Frivolous Fraud Claims: A Suggested Sanction
I've run into several frivolous fraud claims recently, which led me to wonder whether the Board should issue some kind of sanction against attorneys and parties that make such bogus allegations. Of course, monetary sanctions are not possible, but mere dismissal of the fraud claim seems not enough. Then I got to thinking about Leo Stoller, perhaps the most sanctioned litigant in TTAB history. [Are such records kept?]
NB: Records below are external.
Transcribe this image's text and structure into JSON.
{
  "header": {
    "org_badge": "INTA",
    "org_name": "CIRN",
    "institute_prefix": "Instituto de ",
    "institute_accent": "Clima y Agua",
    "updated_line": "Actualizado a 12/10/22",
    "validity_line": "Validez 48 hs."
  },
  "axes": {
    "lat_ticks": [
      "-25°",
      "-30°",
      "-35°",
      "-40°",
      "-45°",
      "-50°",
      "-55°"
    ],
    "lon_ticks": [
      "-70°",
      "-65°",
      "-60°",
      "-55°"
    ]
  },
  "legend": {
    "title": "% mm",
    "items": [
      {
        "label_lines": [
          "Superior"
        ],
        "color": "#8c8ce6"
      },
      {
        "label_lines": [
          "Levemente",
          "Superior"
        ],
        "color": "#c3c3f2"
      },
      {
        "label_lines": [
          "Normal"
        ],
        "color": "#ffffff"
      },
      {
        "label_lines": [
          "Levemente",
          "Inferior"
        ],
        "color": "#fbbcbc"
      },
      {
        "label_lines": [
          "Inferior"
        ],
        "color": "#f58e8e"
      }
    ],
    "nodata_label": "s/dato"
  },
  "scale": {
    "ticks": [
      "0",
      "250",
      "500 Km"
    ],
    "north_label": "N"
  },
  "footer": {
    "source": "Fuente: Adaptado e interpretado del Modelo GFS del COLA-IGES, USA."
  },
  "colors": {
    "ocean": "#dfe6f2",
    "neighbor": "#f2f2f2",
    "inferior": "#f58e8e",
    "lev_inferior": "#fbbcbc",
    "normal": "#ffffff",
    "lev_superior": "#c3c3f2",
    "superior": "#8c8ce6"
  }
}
My favorite sanction comes from S Industries Inc. v. S&W Sign Co., Opposition No. 102,907 (Dec. 16, 1999) [not citable]. There, aside from Stoller's usual stunts regarding questionable mailing dates and service of papers, and his reports of non-existent settlement negotiations, Stoller also filed a groundless motion for summary judgment. That did it! The TTAB ordered Leo to copy by hand Rule 11 of the Federal Rules of Civil Procedure and certain sections of the Trademark Rules of Practice, and to file a signed copy thereof with the Board.
There you have it! Suppose the Board issued a similar sanction to an attorney and/or party that files a frivolous fraud claim? Require the attorney to copy by hand Rule 11, Fed. R. Civ. P., attach a copy of the Board's sanction ruling, and send it to the client for signature, following which the document must be filed with the Board? That would open up some eyes.
We might even call it a "Stoller sanction," in honor of you-know-who.